Iron deficiency during pregnancy can lead to microcytic anemia in newborns if not treated. In some cases, pregnant women may need higher doses of iron supplementation during pregnancy than non-pregnant women because they have higher requirements for iron during pregnancy.
When you start taking iron supplements, your child might notice that they feel more vital and alert than usual. This is because iron helps make hemoglobin, which carries oxygen in the bloodstream, and helps form myoglobin, which helps store muscle energy. Taking iron supplements can help children develop better muscle strength, coordination, and endurance.

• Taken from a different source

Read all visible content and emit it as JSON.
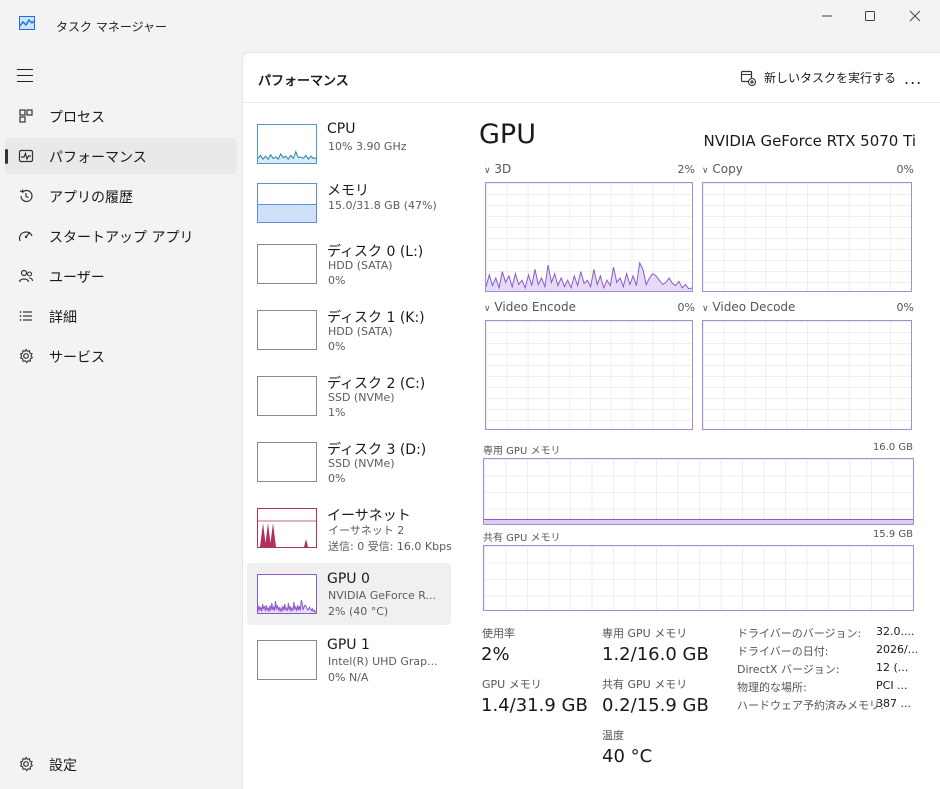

Blood Loss from Menstruation
Menstruating women lose about 40% of their total blood volume each month during their period. This means that women who menstruate may need more iron supplements than others because they lose so much blood at once during their period. Menstruating women may also need to take iron supplements as a preventative measure against iron deficiency anemia.
Possible Side Effects
Taking iron supplements can cause side effects that affect your health, such as stomach upset, constipation, and nausea. People taking large amounts of iron supplements may have increased blood levels, which could harm organs like the heart or kidneys (liver).
Women who are pregnant or planning to become pregnant should avoid taking iron supplements without first consulting their doctor because several health conditions may vary from patient to patient, leading to a miscarriage or preterm delivery.
Iron is an essential mineral that can affect your overall health, so ensure that you have enough iron in your diet or through several chewable iron supplements or other available forms.